There were a lot of young sports fans eager to devour each issue, cover to cover, every word.

You thought you were no different.

But some of us were different, a little off perhaps.

Gradually Sports Illustrated reeled you in. The target of that youthful anticipation changed.

Maybe you had always liked to read anyway. Still, you thought you were just another huge sports fan.

SI was just teasing with you.

There was never any big epiphany. You didn’t just wake up and realize it.

But over time, without warning, some of us — still at a tender, impressionable age — started realizing we were

bigger fans of the magazine’s writing than the sports events and sports heroes we were reading about.

That should have been a danger signal — Ahuugaa! Ahuuga! — but no, you ignored warnings.

And then you were hooked. One day you realized — it had been coming on for a while — that your heroes, your idols, were no longer Archie Manning and Bob Gibson, but rather Dan Jenkins and, say, Frank Deford, the superstars of Sports Illustrated itself.

Mainly Jenkins, surely the greatest, most entertaining sports writer who ever lived. And, to my generation at least, he was probably to blame for sending more of us down this sordid career path than any other human.
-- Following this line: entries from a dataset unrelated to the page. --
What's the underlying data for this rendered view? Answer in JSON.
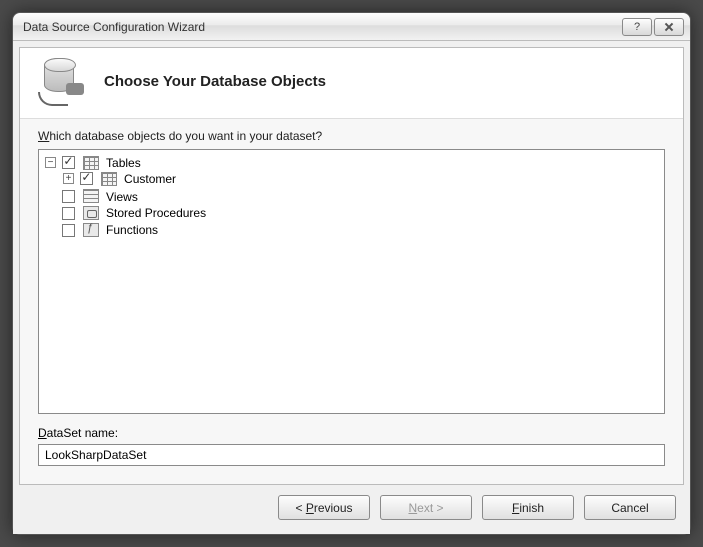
{
  "window": {
    "title": "Data Source Configuration Wizard"
  },
  "header": {
    "title": "Choose Your Database Objects"
  },
  "prompt": {
    "prefix_underlined": "W",
    "rest": "hich database objects do you want in your dataset?"
  },
  "tree": {
    "tables": {
      "label": "Tables",
      "checked": true,
      "expanded": true
    },
    "customer": {
      "label": "Customer",
      "checked": true,
      "expanded": false
    },
    "views": {
      "label": "Views",
      "checked": false
    },
    "stored_procedures": {
      "label": "Stored Procedures",
      "checked": false
    },
    "functions": {
      "label": "Functions",
      "checked": false
    }
  },
  "dataset": {
    "label_underlined": "D",
    "label_rest": "ataSet name:",
    "value": "LookSharpDataSet"
  },
  "buttons": {
    "previous_prefix": "< ",
    "previous_u": "P",
    "previous_rest": "revious",
    "next_u": "N",
    "next_rest": "ext >",
    "finish_u": "F",
    "finish_rest": "inish",
    "cancel": "Cancel"
  }
}
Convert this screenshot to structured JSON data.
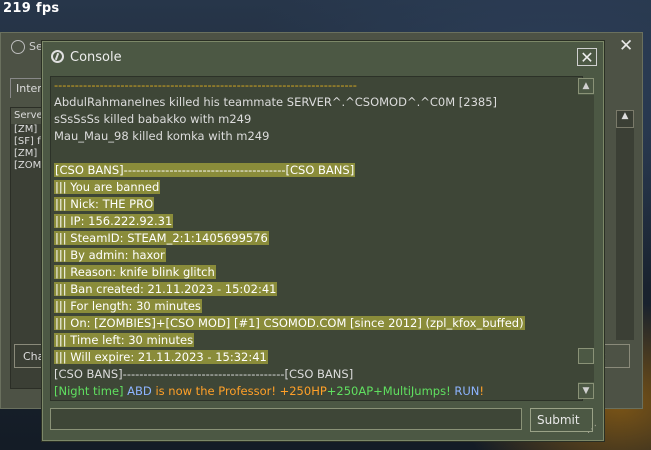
{
  "hud": {
    "fps": "219 fps"
  },
  "bg_window": {
    "title": "Se",
    "close": "✕",
    "tab": "Intern",
    "list_header": "Serve",
    "rows": [
      "[ZM]",
      "[SF] f",
      "[ZM]",
      "[ZOM"
    ],
    "left_button": "Cha",
    "right_button": "t"
  },
  "console": {
    "title": "Console",
    "close": "✕",
    "lines": [
      "-------------------------------------------------------------------------",
      "AbdulRahmaneInes killed his teammate SERVER^.^CSOMOD^.^C0M [2385]",
      "sSsSsSs killed babakko with m249",
      "Mau_Mau_98 killed komka with m249",
      "",
      "[CSO BANS]---------------------------------------[CSO BANS]",
      "||| You are banned",
      "||| Nick: THE PRO",
      "||| IP: 156.222.92.31",
      "||| SteamID: STEAM_2:1:1405699576",
      "||| By admin: haxor",
      "||| Reason: knife blink glitch",
      "||| Ban created: 21.11.2023 - 15:02:41",
      "||| For length: 30 minutes",
      "||| On: [ZOMBIES]+[CSO MOD] [#1] CSOMOD.COM [since 2012] (zpl_kfox_buffed)",
      "||| Time left: 30 minutes",
      "||| Will expire: 21.11.2023 - 15:32:41",
      "[CSO BANS]---------------------------------------[CSO BANS]"
    ],
    "colored_line": {
      "p1": "[Night time] ",
      "p2": "ABD",
      "p3": " is now the ",
      "p4": "Professor!",
      "p5": " +250HP",
      "p6": "+250AP",
      "p7": "+MultiJumps!",
      "p8": " RUN",
      "p9": "!"
    },
    "input_value": "",
    "submit_label": "Submit",
    "scroll_up": "▲",
    "scroll_down": "▼",
    "resize_grip": "⋰"
  }
}
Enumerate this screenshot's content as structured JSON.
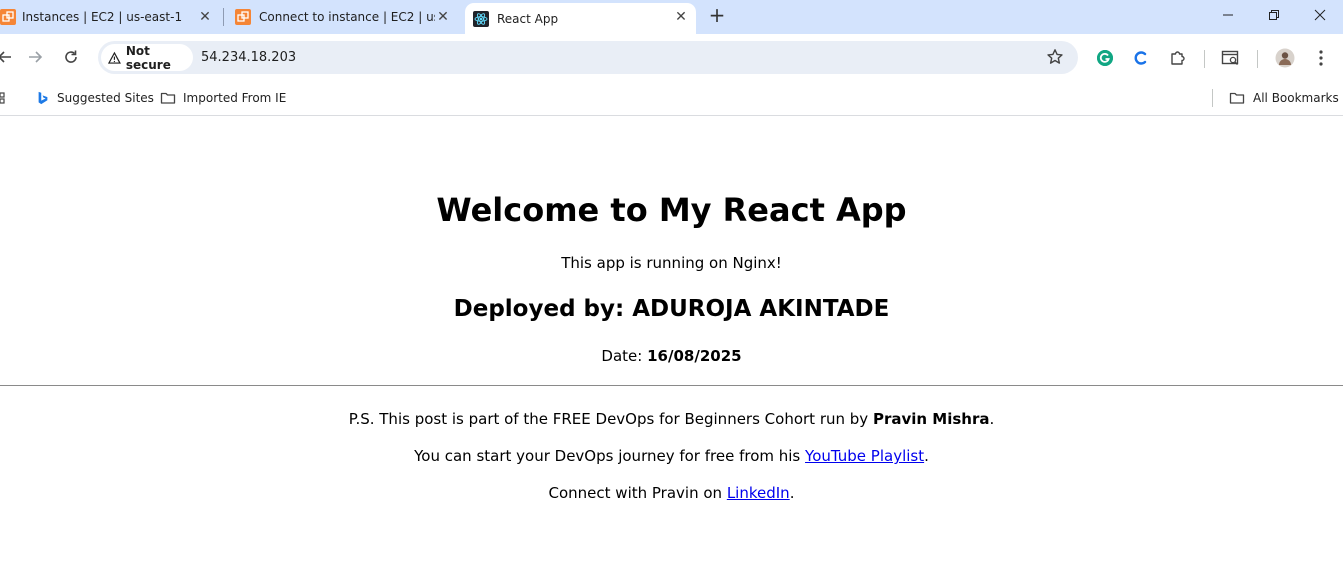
{
  "tabs": [
    {
      "title": "Instances | EC2 | us-east-1",
      "favicon": "aws-icon",
      "active": false
    },
    {
      "title": "Connect to instance | EC2 | us-e",
      "favicon": "aws-icon",
      "active": false
    },
    {
      "title": "React App",
      "favicon": "react-icon",
      "active": true
    }
  ],
  "toolbar": {
    "security_label": "Not secure",
    "url": "54.234.18.203"
  },
  "bookmarks": {
    "suggested": "Suggested Sites",
    "imported": "Imported From IE",
    "all": "All Bookmarks"
  },
  "page": {
    "heading": "Welcome to My React App",
    "subtitle": "This app is running on Nginx!",
    "deployed_prefix": "Deployed by: ",
    "deployed_name": "ADUROJA AKINTADE",
    "date_prefix": "Date: ",
    "date_value": "16/08/2025",
    "ps_prefix": "P.S. This post is part of the FREE DevOps for Beginners Cohort run by ",
    "ps_name": "Pravin Mishra",
    "ps_suffix": ".",
    "yt_prefix": "You can start your DevOps journey for free from his ",
    "yt_link": "YouTube Playlist",
    "yt_suffix": ".",
    "li_prefix": "Connect with Pravin on ",
    "li_link": "LinkedIn",
    "li_suffix": "."
  },
  "colors": {
    "tabstrip": "#d3e3fd",
    "omnibox": "#e9eef6",
    "link": "#0000ee",
    "aws": "#f58536"
  }
}
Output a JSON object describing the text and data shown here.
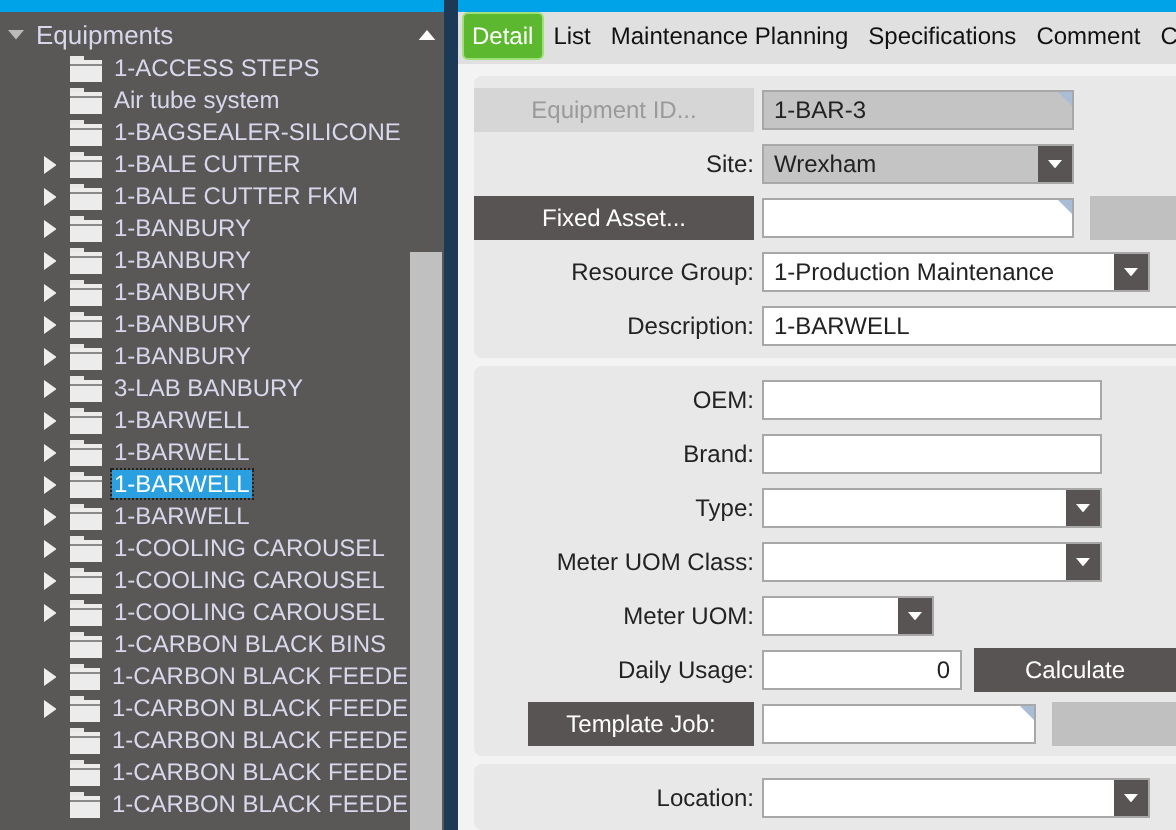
{
  "tree": {
    "title": "Equipments",
    "expanded": true,
    "items": [
      {
        "label": "1-ACCESS STEPS",
        "expander": false,
        "selected": false
      },
      {
        "label": "Air tube system",
        "expander": false,
        "selected": false
      },
      {
        "label": "1-BAGSEALER-SILICONE",
        "expander": false,
        "selected": false
      },
      {
        "label": "1-BALE CUTTER",
        "expander": true,
        "selected": false
      },
      {
        "label": "1-BALE CUTTER FKM",
        "expander": true,
        "selected": false
      },
      {
        "label": "1-BANBURY",
        "expander": true,
        "selected": false
      },
      {
        "label": "1-BANBURY",
        "expander": true,
        "selected": false
      },
      {
        "label": "1-BANBURY",
        "expander": true,
        "selected": false
      },
      {
        "label": "1-BANBURY",
        "expander": true,
        "selected": false
      },
      {
        "label": "1-BANBURY",
        "expander": true,
        "selected": false
      },
      {
        "label": "3-LAB BANBURY",
        "expander": true,
        "selected": false
      },
      {
        "label": "1-BARWELL",
        "expander": true,
        "selected": false
      },
      {
        "label": "1-BARWELL",
        "expander": true,
        "selected": false
      },
      {
        "label": "1-BARWELL",
        "expander": true,
        "selected": true
      },
      {
        "label": "1-BARWELL",
        "expander": true,
        "selected": false
      },
      {
        "label": "1-COOLING CAROUSEL",
        "expander": true,
        "selected": false
      },
      {
        "label": "1-COOLING CAROUSEL",
        "expander": true,
        "selected": false
      },
      {
        "label": "1-COOLING CAROUSEL",
        "expander": true,
        "selected": false
      },
      {
        "label": "1-CARBON BLACK BINS",
        "expander": false,
        "selected": false
      },
      {
        "label": "1-CARBON BLACK FEEDE",
        "expander": true,
        "selected": false
      },
      {
        "label": "1-CARBON BLACK FEEDE",
        "expander": true,
        "selected": false
      },
      {
        "label": "1-CARBON BLACK FEEDE",
        "expander": false,
        "selected": false
      },
      {
        "label": "1-CARBON BLACK FEEDE",
        "expander": false,
        "selected": false
      },
      {
        "label": "1-CARBON BLACK FEEDE",
        "expander": false,
        "selected": false
      }
    ]
  },
  "tabs": [
    {
      "label": "Detail",
      "selected": true
    },
    {
      "label": "List",
      "selected": false
    },
    {
      "label": "Maintenance Planning",
      "selected": false
    },
    {
      "label": "Specifications",
      "selected": false
    },
    {
      "label": "Comment",
      "selected": false
    },
    {
      "label": "C",
      "selected": false
    }
  ],
  "panels": [
    {
      "rows": [
        {
          "label": "Equipment ID...",
          "kind": "button",
          "disabled": true,
          "field": {
            "kind": "lookup",
            "value": "1-BAR-3",
            "readonly": true
          }
        },
        {
          "label": "Site:",
          "kind": "text",
          "field": {
            "kind": "dropdown",
            "value": "Wrexham",
            "readonly": true
          }
        },
        {
          "label": "Fixed Asset...",
          "kind": "button",
          "disabled": false,
          "field": {
            "kind": "lookup",
            "readonly": false
          },
          "extra": {
            "kind": "blank"
          }
        },
        {
          "label": "Resource Group:",
          "kind": "text",
          "field": {
            "kind": "dropdown",
            "value": "1-Production Maintenance",
            "readonly": false
          }
        },
        {
          "label": "Description:",
          "kind": "text",
          "field": {
            "kind": "text",
            "value": "1-BARWELL",
            "readonly": false
          }
        }
      ]
    },
    {
      "rows": [
        {
          "label": "OEM:",
          "kind": "text",
          "field": {
            "kind": "text",
            "readonly": false
          }
        },
        {
          "label": "Brand:",
          "kind": "text",
          "field": {
            "kind": "text",
            "readonly": false
          }
        },
        {
          "label": "Type:",
          "kind": "text",
          "field": {
            "kind": "dropdown",
            "readonly": false
          }
        },
        {
          "label": "Meter UOM Class:",
          "kind": "text",
          "field": {
            "kind": "dropdown",
            "readonly": false
          }
        },
        {
          "label": "Meter UOM:",
          "kind": "text",
          "field": {
            "kind": "dropdown",
            "readonly": false
          }
        },
        {
          "label": "Daily Usage:",
          "kind": "text",
          "field": {
            "kind": "number",
            "value": "0",
            "readonly": false
          },
          "extra": {
            "kind": "button",
            "label": "Calculate"
          }
        },
        {
          "label": "Template Job:",
          "kind": "button",
          "disabled": false,
          "field": {
            "kind": "lookup",
            "readonly": false
          },
          "extra": {
            "kind": "blank"
          }
        }
      ]
    },
    {
      "rows": [
        {
          "label": "Location:",
          "kind": "text",
          "field": {
            "kind": "dropdown",
            "readonly": false
          }
        }
      ]
    }
  ]
}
Never mind, as one of my fellow scribes once observed, “Whenever I get to feeling content, I try to read Jenkins — on your best day you know you’ll never touch that.”

But we could all dream.

While still in college, I landed a one-day job at a Super Bowl in the Superdome passing out stats in the press box. Menial work, for sure. But we peons were invited to the NFL’s big media hospitality room afterwards, where Jenkins was “holding forth,” as he’d say.

I was totally mesmerized.

Years later, I happened to run into Jenkins in the lobby of a hotel as we were checking in before some big event.

This time I had the courage to introduce myself.

The rooms weren’t ready. There would be a wait. He suggested we grab a drink in the lobby bar.

I thought I’d faint.

But he was as crotchety and witty as I’d aways imagined.

After a beer or two in I related to him that he was the reason I decided to become a sports writer.

He just nodded, like it surely wasn’t the first time he’d heard such a confession.

No long after, I was reading a story about Jenkins himself. The article said he hated it when young sports writers told him he was reason they got into the profession.